Die mit Abstand meisten Tore erzielte der vor Saisonbeginn von Haladas Szombathelyi gekommene Milan Toth. Der Ungar war eine der wichtigsten Stützen, stand in 26 Spielen am Rasen und erzielte dabei 13 Treffer und zeichnete sich vier mal als Vorbereiter aus. Hinter dem Ungar, reihte sich Mohammed Fuseini mit 8 Treffern und 7 Vorlagen in 20 Einsätzen auf Nummer zwei der internen Torschützenliste ein. Mit 5 erzielten Toren sowie einer Vorlage war Christoph Lang trotz seinem Abgang im Winter nach Ried der drittbeste Scorer im Team.

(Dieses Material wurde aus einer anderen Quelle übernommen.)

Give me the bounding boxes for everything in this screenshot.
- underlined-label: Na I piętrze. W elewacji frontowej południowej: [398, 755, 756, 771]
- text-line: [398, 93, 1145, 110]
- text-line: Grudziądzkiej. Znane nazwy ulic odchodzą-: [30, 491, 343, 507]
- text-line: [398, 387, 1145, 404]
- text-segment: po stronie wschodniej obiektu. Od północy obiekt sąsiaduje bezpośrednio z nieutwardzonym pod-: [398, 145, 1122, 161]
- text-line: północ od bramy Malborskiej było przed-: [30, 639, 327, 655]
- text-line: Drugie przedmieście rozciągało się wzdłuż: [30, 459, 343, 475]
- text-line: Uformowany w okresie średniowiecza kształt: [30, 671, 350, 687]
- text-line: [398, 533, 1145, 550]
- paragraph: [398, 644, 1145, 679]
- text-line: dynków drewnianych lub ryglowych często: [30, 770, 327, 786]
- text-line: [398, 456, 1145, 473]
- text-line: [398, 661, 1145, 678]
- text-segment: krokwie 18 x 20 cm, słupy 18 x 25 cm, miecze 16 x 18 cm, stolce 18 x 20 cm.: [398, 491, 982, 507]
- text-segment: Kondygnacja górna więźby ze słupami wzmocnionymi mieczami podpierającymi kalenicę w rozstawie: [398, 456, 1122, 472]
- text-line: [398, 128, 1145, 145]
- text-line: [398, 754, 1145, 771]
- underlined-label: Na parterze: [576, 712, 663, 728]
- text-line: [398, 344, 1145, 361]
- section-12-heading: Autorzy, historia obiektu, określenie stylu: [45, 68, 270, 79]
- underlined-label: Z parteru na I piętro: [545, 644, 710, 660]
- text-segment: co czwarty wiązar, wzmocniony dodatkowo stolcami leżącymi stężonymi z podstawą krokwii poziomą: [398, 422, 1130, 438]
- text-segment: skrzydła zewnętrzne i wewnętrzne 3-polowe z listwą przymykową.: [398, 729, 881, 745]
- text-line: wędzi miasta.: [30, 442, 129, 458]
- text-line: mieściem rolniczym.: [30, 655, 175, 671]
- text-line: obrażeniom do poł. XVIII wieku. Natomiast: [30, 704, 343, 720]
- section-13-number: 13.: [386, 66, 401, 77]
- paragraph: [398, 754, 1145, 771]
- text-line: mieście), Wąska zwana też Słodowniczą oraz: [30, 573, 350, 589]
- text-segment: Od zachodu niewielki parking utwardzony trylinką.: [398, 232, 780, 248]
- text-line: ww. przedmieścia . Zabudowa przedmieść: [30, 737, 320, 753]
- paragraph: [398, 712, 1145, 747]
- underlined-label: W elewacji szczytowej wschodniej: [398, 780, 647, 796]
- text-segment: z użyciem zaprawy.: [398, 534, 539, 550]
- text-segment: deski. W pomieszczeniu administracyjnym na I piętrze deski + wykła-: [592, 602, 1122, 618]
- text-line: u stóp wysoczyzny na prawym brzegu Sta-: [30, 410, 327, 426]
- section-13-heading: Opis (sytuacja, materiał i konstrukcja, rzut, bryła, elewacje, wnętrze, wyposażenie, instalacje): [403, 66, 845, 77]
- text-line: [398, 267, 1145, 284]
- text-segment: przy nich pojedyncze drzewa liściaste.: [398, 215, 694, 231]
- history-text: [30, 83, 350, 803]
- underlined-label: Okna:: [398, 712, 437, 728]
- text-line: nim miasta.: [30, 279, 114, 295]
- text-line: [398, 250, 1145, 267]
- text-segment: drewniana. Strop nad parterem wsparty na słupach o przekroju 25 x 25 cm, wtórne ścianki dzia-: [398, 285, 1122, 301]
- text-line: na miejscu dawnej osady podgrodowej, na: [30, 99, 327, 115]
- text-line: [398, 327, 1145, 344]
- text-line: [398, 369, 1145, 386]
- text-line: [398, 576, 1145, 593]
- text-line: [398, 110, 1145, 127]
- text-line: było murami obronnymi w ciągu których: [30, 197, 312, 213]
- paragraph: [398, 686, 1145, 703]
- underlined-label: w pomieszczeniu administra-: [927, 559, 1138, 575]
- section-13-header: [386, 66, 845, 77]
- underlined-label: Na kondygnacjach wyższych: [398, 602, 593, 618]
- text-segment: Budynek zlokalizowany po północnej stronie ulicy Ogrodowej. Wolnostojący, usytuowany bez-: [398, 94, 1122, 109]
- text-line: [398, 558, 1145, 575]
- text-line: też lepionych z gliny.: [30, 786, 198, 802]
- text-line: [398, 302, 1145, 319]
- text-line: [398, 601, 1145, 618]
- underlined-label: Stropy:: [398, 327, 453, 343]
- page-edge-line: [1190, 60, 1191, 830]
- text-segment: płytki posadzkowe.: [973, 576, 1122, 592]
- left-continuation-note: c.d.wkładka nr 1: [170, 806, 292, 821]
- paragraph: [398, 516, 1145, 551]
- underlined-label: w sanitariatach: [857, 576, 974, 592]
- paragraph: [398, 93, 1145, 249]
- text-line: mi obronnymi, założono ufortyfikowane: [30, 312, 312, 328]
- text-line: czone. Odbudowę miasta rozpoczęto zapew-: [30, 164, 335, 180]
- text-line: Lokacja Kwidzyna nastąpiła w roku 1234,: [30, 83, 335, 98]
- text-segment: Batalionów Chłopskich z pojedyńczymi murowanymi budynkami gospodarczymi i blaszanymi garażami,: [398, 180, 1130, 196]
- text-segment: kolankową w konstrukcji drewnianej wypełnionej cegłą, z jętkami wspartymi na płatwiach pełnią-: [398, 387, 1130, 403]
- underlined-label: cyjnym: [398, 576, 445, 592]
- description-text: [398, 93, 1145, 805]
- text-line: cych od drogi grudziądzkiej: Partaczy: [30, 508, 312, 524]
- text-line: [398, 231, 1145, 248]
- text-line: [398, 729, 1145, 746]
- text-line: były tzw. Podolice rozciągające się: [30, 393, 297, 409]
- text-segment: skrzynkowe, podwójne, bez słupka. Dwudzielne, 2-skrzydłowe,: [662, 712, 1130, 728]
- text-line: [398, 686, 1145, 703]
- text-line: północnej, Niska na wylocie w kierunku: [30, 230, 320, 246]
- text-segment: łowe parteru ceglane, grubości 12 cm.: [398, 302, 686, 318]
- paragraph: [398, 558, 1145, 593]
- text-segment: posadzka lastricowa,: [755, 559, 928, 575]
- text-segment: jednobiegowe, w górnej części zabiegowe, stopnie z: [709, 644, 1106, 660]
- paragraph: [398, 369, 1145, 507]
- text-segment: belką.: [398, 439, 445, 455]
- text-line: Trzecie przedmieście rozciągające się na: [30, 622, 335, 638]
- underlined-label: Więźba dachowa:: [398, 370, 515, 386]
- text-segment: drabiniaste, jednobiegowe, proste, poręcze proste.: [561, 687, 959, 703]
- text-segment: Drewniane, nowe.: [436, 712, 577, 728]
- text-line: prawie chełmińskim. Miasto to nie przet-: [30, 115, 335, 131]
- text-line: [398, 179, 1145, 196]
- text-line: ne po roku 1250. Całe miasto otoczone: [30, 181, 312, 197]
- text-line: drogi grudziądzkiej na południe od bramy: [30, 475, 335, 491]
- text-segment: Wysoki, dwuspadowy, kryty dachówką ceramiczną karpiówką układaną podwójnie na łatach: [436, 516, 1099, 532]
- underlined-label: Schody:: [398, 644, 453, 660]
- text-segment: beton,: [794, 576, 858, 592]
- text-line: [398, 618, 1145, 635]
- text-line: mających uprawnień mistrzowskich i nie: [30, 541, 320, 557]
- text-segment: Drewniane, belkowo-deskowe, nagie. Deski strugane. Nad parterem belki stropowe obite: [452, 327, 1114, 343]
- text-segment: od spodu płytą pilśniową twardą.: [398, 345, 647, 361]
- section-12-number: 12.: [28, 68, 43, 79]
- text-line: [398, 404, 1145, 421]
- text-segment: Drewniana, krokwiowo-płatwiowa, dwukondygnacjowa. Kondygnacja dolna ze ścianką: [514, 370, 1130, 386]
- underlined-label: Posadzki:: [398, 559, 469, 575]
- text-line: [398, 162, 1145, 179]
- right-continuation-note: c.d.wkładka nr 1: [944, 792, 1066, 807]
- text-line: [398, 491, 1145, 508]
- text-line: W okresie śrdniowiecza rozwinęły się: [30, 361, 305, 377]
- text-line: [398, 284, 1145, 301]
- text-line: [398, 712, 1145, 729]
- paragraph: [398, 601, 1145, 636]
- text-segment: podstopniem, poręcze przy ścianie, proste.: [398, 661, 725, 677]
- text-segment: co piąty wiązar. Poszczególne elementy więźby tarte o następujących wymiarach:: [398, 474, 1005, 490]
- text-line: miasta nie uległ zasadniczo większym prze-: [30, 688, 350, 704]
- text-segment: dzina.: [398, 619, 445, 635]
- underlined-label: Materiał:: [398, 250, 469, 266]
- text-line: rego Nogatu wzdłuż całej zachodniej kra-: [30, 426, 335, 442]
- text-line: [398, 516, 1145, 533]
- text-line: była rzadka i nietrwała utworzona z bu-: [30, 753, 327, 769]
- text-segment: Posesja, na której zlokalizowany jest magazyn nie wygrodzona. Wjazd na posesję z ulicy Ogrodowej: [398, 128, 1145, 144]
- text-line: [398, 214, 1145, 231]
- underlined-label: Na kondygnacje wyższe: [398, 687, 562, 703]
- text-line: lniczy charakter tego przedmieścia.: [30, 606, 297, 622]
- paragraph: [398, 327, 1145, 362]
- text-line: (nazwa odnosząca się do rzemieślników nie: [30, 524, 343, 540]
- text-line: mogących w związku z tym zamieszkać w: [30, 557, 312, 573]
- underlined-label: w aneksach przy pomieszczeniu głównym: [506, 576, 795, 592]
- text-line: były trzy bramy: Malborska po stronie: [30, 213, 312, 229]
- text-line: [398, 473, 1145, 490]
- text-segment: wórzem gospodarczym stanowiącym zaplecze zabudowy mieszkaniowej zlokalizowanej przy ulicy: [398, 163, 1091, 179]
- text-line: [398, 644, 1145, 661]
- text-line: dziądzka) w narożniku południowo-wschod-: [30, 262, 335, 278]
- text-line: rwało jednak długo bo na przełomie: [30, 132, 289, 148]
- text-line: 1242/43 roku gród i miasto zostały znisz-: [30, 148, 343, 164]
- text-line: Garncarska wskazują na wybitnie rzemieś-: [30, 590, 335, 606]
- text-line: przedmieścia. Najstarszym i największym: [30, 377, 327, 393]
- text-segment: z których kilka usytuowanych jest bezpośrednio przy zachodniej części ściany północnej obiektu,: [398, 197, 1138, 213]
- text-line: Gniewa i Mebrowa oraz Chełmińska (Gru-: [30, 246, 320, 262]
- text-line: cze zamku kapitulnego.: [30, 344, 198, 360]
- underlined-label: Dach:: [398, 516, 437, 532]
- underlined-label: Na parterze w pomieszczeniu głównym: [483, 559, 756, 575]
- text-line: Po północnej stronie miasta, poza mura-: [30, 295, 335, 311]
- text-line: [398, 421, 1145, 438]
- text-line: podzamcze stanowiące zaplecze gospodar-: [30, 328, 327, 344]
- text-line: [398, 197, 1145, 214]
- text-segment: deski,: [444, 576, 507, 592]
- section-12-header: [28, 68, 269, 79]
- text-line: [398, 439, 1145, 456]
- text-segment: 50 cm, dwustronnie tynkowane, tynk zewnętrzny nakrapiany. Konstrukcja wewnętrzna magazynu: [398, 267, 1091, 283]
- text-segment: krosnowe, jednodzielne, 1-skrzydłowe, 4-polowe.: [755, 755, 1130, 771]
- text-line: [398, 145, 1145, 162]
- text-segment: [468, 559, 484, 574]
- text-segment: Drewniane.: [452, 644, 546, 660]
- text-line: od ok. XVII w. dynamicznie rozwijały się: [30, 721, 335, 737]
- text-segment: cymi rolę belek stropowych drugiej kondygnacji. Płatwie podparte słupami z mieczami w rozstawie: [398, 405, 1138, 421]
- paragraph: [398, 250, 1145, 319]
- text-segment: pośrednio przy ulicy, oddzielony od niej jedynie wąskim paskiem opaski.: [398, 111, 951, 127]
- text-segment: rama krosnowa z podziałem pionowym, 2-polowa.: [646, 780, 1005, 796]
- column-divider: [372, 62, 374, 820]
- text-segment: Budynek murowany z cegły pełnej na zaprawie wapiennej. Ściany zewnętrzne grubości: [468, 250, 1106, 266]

Mit seinen zarten 16 Jahren bei seinem ersten Auftritt im Auswärtsspiel gegen St. Pölten in der vierten Runde, war Leon Grgic der jüngste eingesetzte Spieler. Ein halbes Jahr nach seinem Zweitligadebüt, kam Grgic bereits in der Bundesliga zum Einsatz. Der älteste eingesetzte Akteur war Sandro Ingolitsch mit einem Alter von 26 Jahren.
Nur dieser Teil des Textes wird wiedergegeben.